Entendiam sua religião, seus ritos, apenas como uma maneira primitiva de "botar para fora" as suas angústias e medos diante de uma natureza desconhecida e, por isso, ameaçadora.

Demorou muito para que os historiadores e outros pesquisadores de nossa época percebessem que o homem primitivo, associando os seus conhecimentos práticos, culto aos antepassados e magia, exprimiam um conhecimento sobre a sua realidade, os homens e a natureza.

Foi muito difícil para o homem moderno entender que podia aprender muito com as crenças e mitos do homem primitivo. Foi difícil perceber que, para entender como viviam, era preciso entender a fundo sua religião. Esta tarefa foi muito dificultada pelos países que exploravam os povos que viviam em uma organização social igualitária, seja na América, seja na África. Estes justificavam sua dominação, dizendo que todas as manifestações destes grupos eram selvagens, primitivos, ignorantes, incapazes de construírem por si só o seu caminho. Por outro lado, os pesquisadores e outros cientistas, que não aceitavam a dominação e exploração exercida contra estes grupos, na tentativa de denunciar os "civilizados" e mostrar que estes não passavam de exploradores, e que seu único interesse em relação a estas comunidades era utilizá-las para se enriquecer cada vez mais, acabavam por cair em outro extremo: analisavam a vida social e política destes grupos como sendo um verdadeiro paraíso! Sem problemas, conflitos ou injustiças, e que tudo de errado, que quebrava a harmonia perfeita dos povos primitivos, tinha sido trazido pelo invasor.

Ora, jamais existiu uma sociedade assim, sem conflitos!

É importante lembrar que se, por um lado, as crenças representavam conhecimentos sobre a realidade que permitiam ao homem relacionar-se com a natureza e entre, por outro lado, algumas crenças e ritos, por estarem ligados a contradições sociais profundas, ou a alguns fenômenos naturais que atemorizavam aos homens, ao invés de permitir que o homem cada vez mais ultrapassasse os desafios que surgiam, o impediam, colocando regras respeitadas muitas vezes pelo medo, que o homem aceitava sem jamais questioná-las.

Os mitos e crenças de que falamos, são formas que o homem primitivo encontrou para explicar, regular e manter o seu mundo. O mundo do homem primitivo. Neste tipo de sociedade, onde não há a exploração do homem pelo homem, e a divisão do trabalho está pouco desenvolvida, as explicações que os homens fazem do seu mundo estão ligadas à sua vida. Não há separação entre o trabalho e a cultura, o trabalho e o prazer etc. Mas todos os homens procuram explicar o mundo em que vivem. E a maneira pela qual constroem esta explicação vai variar de época para época.

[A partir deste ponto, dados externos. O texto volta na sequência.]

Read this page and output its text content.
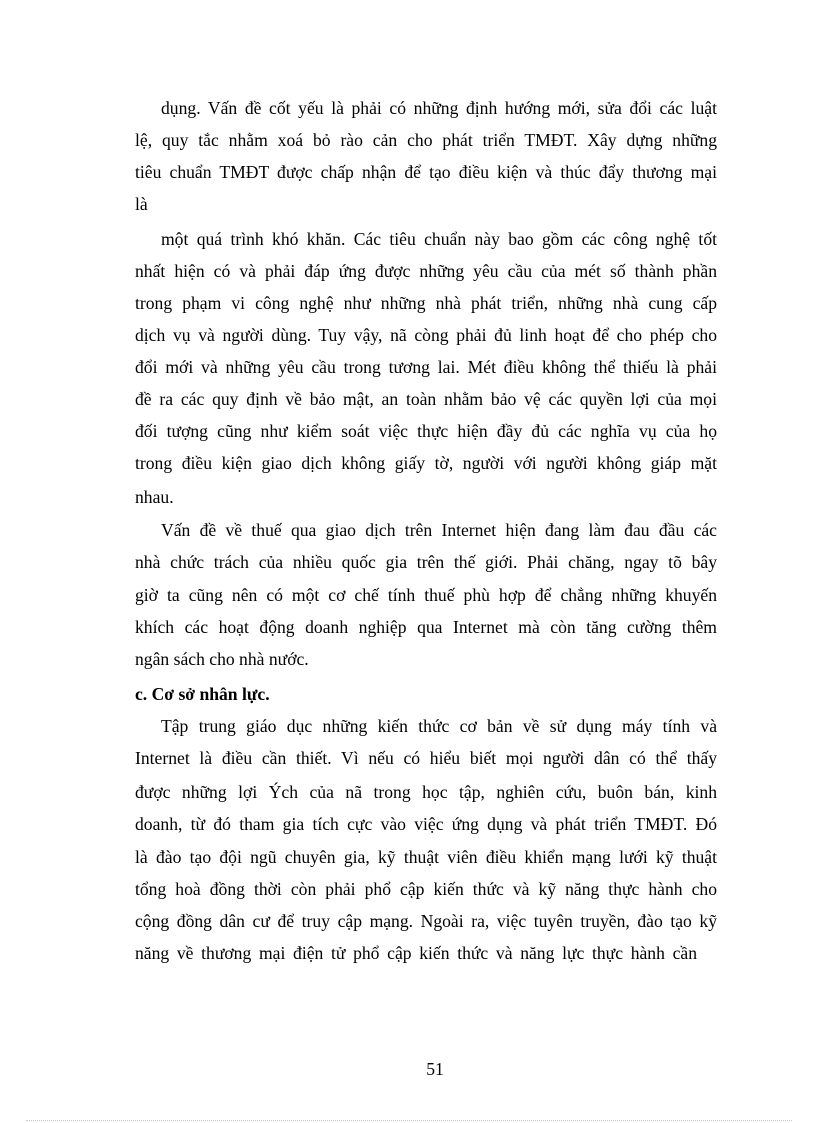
dụng. Vấn đề cốt yếu là phải có những định hướng mới, sửa đổi các luật
lệ, quy tắc nhằm xoá bỏ rào cản cho phát triển TMĐT. Xây dựng những
tiêu chuẩn TMĐT được chấp nhận để tạo điều kiện và thúc đẩy thương mại
là
một quá trình khó khăn. Các tiêu chuẩn này bao gồm các công nghệ tốt
nhất hiện có và phải đáp ứng được những yêu cầu của mét số thành phần
trong phạm vi công nghệ như những nhà phát triển, những nhà cung cấp
dịch vụ và người dùng. Tuy vậy, nã còng phải đủ linh hoạt để cho phép cho
đổi mới và những yêu cầu trong tương lai. Mét điều không thể thiếu là phải
đề ra các quy định về bảo mật, an toàn nhằm bảo vệ các quyền lợi của mọi
đối tượng cũng như kiểm soát việc thực hiện đầy đủ các nghĩa vụ của họ
trong điều kiện giao dịch không giấy tờ, người với người không giáp mặt
nhau.
Vấn đề về thuế qua giao dịch trên Internet hiện đang làm đau đầu các
nhà chức trách của nhiều quốc gia trên thế giới. Phải chăng, ngay tõ bây
giờ ta cũng nên có một cơ chế tính thuế phù hợp để chẳng những khuyến
khích các hoạt động doanh nghiệp qua Internet mà còn tăng cường thêm
ngân sách cho nhà nước.
c. Cơ sở nhân lực.
Tập trung giáo dục những kiến thức cơ bản về sử dụng máy tính và
Internet là điều cần thiết. Vì nếu có hiểu biết mọi người dân có thể thấy
được những lợi Ých của nã trong học tập, nghiên cứu, buôn bán, kinh
doanh, từ đó tham gia tích cực vào việc ứng dụng và phát triển TMĐT. Đó
là đào tạo đội ngũ chuyên gia, kỹ thuật viên điều khiển mạng lưới kỹ thuật
tổng hoà đồng thời còn phải phổ cập kiến thức và kỹ năng thực hành cho
cộng đồng dân cư để truy cập mạng. Ngoài ra, việc tuyên truyền, đào tạo kỹ
năng về thương mại điện tử phổ cập kiến thức và năng lực thực hành cần
51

As ideias que os homens produzem, as explicações do mundo que elaboram, estão ligadas à sua atividade material, à sua maneira pela qual o homem se organiza para sobreviver na sua relação com outros homens.

Com o surgimento da sociedade de classes, e a divisão entre os que produzem e os que não produzem, a unidade entre o pensar/saber e fazer vai aos poucos desaparecendo.

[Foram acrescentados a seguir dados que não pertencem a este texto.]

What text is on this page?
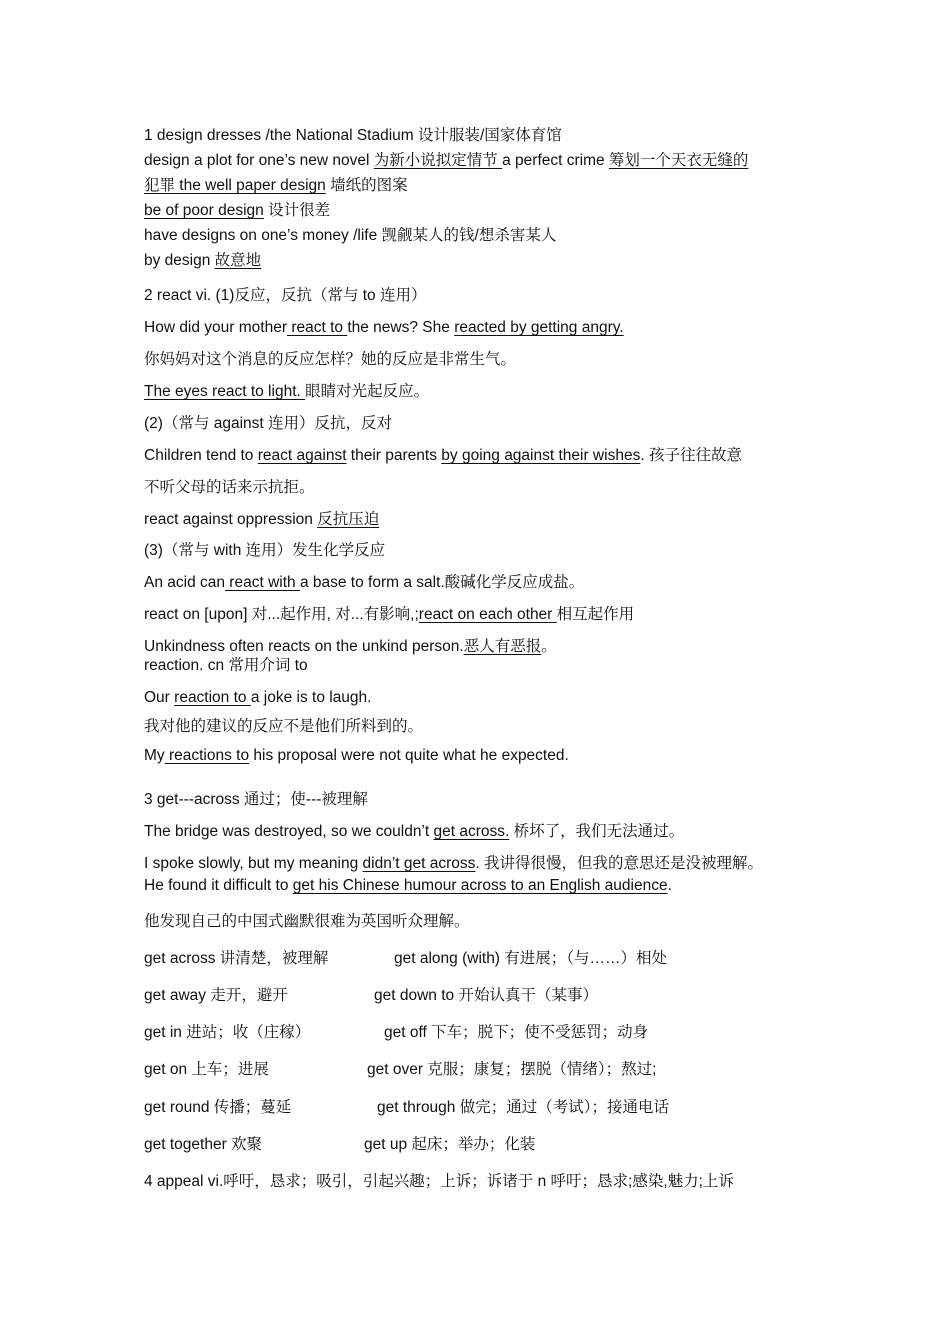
1 design dresses /the National Stadium 设计服装/国家体育馆
design a plot for one’s new novel 为新小说拟定情节 a perfect crime 筹划一个天衣无缝的
犯罪 the well paper design 墙纸的图案
be of poor design 设计很差
have designs on one’s money /life 觊觎某人的钱/想杀害某人
by design 故意地
2 react vi. (1)反应，反抗（常与 to 连用）
How did your mother react to the news? She reacted by getting angry.
你妈妈对这个消息的反应怎样？她的反应是非常生气。
The eyes react to light. 眼睛对光起反应。
(2)（常与 against 连用）反抗，反对
Children tend to react against their parents by going against their wishes. 孩子往往故意
不听父母的话来示抗拒。
react against oppression 反抗压迫
(3)（常与 with 连用）发生化学反应
An acid can react with a base to form a salt.酸碱化学反应成盐。
react on [upon] 对...起作用, 对...有影响,;react on each other 相互起作用
Unkindness often reacts on the unkind person.恶人有恶报。
reaction. cn 常用介词 to
Our reaction to a joke is to laugh.
我对他的建议的反应不是他们所料到的。
My reactions to his proposal were not quite what he expected.
3 get---across 通过；使---被理解
The bridge was destroyed, so we couldn’t get across. 桥坏了，我们无法通过。
I spoke slowly, but my meaning didn’t get across. 我讲得很慢，但我的意思还是没被理解。
He found it difficult to get his Chinese humour across to an English audience.
他发现自己的中国式幽默很难为英国听众理解。
get across 讲清楚，被理解	get along (with) 有进展；（与……）相处
get away 走开，避开	get down to 开始认真干（某事）
get in 进站；收（庄稼）	get off 下车；脱下；使不受惩罚；动身
get on 上车；进展	get over 克服；康复；摆脱（情绪）；熬过;
get round 传播；蔓延	get through 做完；通过（考试）；接通电话
get together 欢聚	get up 起床；举办；化装
4 appeal vi.呼吁，恳求；吸引，引起兴趣；上诉；诉诸于 n 呼吁；恳求;感染,魅力;上诉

"A produção de ideias, de representações e da consciência está em primeiro lugar, direta e intimamente ligada à atividade material e ao comércio material dos homens; é a linguagem da vida real".

"As ideias da classe dominante são ideias dominantes em cada época; em outros termos, a classe que exerce o poder material dominante na sociedade é, ao mesmo tempo, seu poder espiritual dominante. A classe que tem à sua disposição os meios para a produção material dispõe com isso, ao mesmo tempo, dos meios para a produção espiritual".

A classe dominante tem de "representar" os seus interesses como os interesses de todos os membros da sociedade - tem de dar às suas ideias a forma de universalidade e representá-las como as únicas racionais e válidas.

Às ideias, à moral, à religião, aos costumes etc chamamos de ideologia.

A ideologia faz com que as ideias expliquem as relações sociais e políticas, tornando impossível perceber que tais ideias só são explicáveis pela própria forma de sociedade e da política.

BARBOSA, Leila Maria Alvarenga; MANGABEIRA, Wilma Colonia. A incrível história dos homens e suas relações sociais. Petrópolis: Vozes, 1989. p. 52-5.